Reputation: 33
Is there a optimizer hint in SQL Server for the number of rows? In our application, we often have the scenario that we need to restrict a query to a large set of ids. If we do this via an in-clause, we get big performance issues from a set of about 1000. To solve this, we use the STRING_SPLIT function, which usually works very well.
select *
from (complex query) as foo
join string_split(@ids, ';') as ids
on foo.id = ids.value
The parameter @ids is passed by our application.
But for certain queries, we get performance issues again, because the optimizer always estimates the value of 50 for the number of rows, which this function returns. Therefore, we first write the return values of the STRING_SPLITT function into a temp table and use this in the query.
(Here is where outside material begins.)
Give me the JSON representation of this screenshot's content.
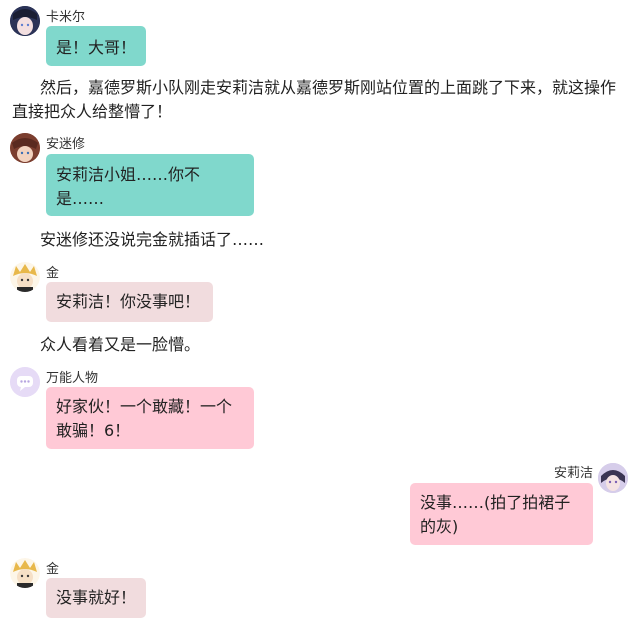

For this, the optimizer can estimate the number of rows well.
select value as id into #ids
from string_split(@ids, ';')
select *
from (complex query) as foo
join #ids as ids
on foo.id = ids.value
However, when creating the query in our application, we know exactly the number of rows. Is there any way to pass this to the optimizer as a hint? Then we could save all the overhead with the temp table.
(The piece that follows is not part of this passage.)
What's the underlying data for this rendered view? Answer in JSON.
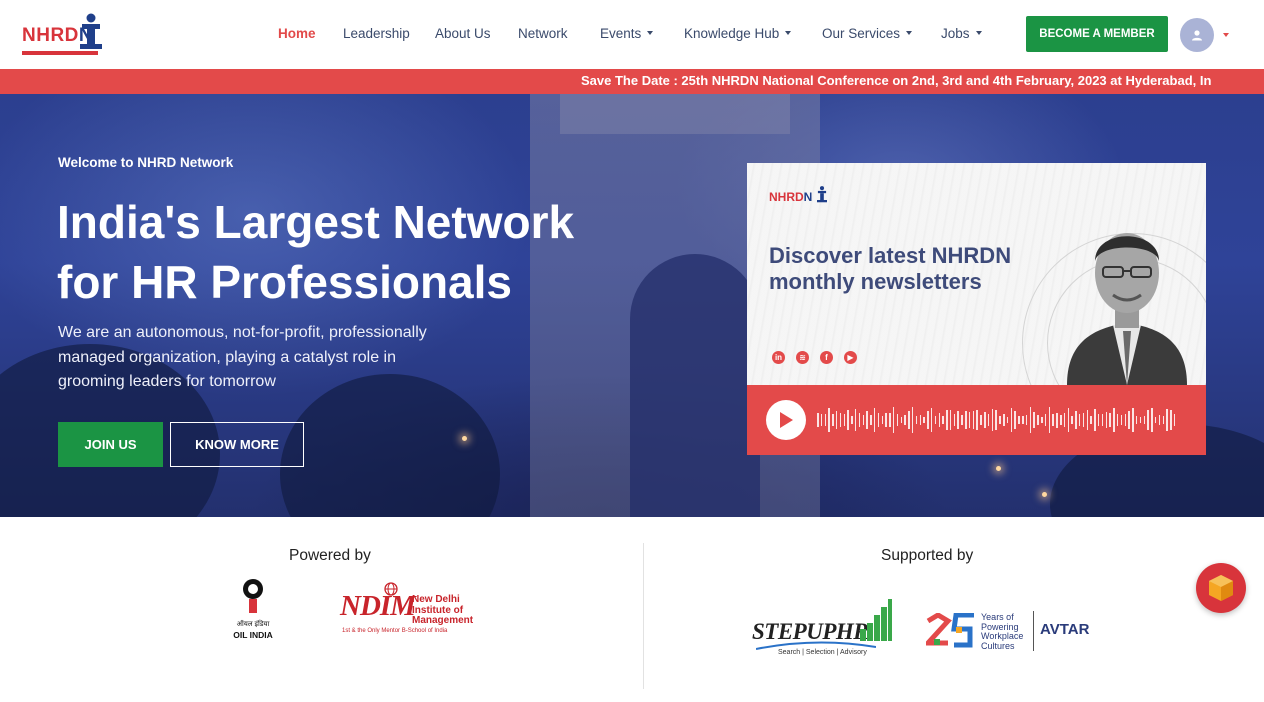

I found a way to get the optimizer to estimate less than 50 rows (with TOP), but none to increase the estimation.
Upvotes: 0
Views: 477
Reputation: 62157
No. Well, nopish.
You can tell it to optimize for fast first data (i.e. use a slower query, if it returns the first data faster) and tell it how many rows you WANT (TOP), but that is it.
Your problem looks like bad programming, seriously. Not that it is obvious - SQL Server is extremely fickly here. That said, the overhead is extremely non existent unless you run a million executions per minute OR your hardware is extremely badly sized.
You also may want then to use OPTION RECOMPILE - because your other problem is that SQL Server reuses query plans. The query plan here may depend on the size of the id table - so a hint would not work if different sizes lead to different outcomes and the same plan is reused anyway.
I would actually assume the query plan assumption of 50 rows to b a good compromise, would use a table variable and - well - option recompile if needed.